With the mielies under my arm, I took some more photos and showed them to her. She laughed. “Ha ha! MEEE-leeees!”
The mielies look like white corn from Maryland’s Eastern Shore, but larger. Lucky says he boils them with the husk on, but I decided to do it the same as back home — shuck, boil for five minutes, spread with butter, roll in salt and pepper, eat.
It was nowhere near as sweet as the summer corn I’m used to. But it’s early in the season yet. I’ll try again in a couple of weeks.
Joe and I went to the Johannesburg Art Gallery today. Joe was assigned to photograph an exhibition there by South African photographer Ernest Cole.
The Johannesburg Art Gallery, the largest gallery in sub-Saharan Africa, is in a historic building in the middle of downtown. It is surrounded, literally, by The Hood.
The museum’s parking lot is protected by a few police, but inside there is no security — no metal detectors, no guards, no cameras (at least as far as I could tell). Yet somehow it feels completely safe. Admission is free.

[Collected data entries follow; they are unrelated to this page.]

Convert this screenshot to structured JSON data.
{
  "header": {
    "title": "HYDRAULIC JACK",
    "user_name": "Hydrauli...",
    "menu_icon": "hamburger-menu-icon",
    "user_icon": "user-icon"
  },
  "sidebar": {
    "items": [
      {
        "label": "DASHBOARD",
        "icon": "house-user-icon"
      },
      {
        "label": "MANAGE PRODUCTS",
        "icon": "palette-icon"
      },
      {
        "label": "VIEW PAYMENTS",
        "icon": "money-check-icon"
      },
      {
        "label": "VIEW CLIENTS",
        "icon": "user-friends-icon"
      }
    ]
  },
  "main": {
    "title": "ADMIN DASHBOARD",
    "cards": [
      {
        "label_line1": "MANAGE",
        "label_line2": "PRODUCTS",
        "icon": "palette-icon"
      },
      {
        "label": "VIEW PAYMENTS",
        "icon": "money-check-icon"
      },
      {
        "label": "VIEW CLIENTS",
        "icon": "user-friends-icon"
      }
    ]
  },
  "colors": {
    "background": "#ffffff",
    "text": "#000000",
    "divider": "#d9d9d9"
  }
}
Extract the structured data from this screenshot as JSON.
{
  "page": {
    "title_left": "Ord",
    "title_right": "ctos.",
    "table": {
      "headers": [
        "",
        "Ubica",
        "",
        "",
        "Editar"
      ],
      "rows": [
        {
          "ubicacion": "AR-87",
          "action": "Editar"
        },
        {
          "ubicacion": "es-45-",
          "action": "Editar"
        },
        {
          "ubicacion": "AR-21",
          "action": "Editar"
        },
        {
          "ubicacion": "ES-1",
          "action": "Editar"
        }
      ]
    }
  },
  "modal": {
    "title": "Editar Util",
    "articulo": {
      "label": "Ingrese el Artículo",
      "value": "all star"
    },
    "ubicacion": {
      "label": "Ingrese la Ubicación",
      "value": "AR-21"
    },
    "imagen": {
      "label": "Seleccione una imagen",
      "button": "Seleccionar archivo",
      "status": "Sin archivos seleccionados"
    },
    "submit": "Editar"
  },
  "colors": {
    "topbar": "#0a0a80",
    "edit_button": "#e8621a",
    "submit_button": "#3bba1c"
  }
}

The exhibition was stunning. Ernest Cole was born in a black township near Pretoria in 1940. He spent years documenting apartheid in South Africa before going into exile so he could publish a book of his work, House of Bondage. He never returned to South Africa died at the age of 49, a week after Nelson Mandela’s release from prison. A rare set of his original prints are on display at the gallery until tomorrow, when they’ll embark on a worldwide tour.
I could go on forever about the photographs — they’re brilliant, beautiful, tragic, violent, inspiring…insert adjective. Here’s a New York Times article about the exhibition if you want to learn more.
It wasn’t just the photos that moved me, but the whole atmosphere. It was peaceful and quiet. An elderly white woman whispered to her wide-eyed pre-teen granddaughter about what it was like to live here during apartheid. A young black man and his two small sons studied the photos quietly a few feet away.
I know this sounds idealistic. But standing in that museum, looking at those photos, I felt a lot of hope.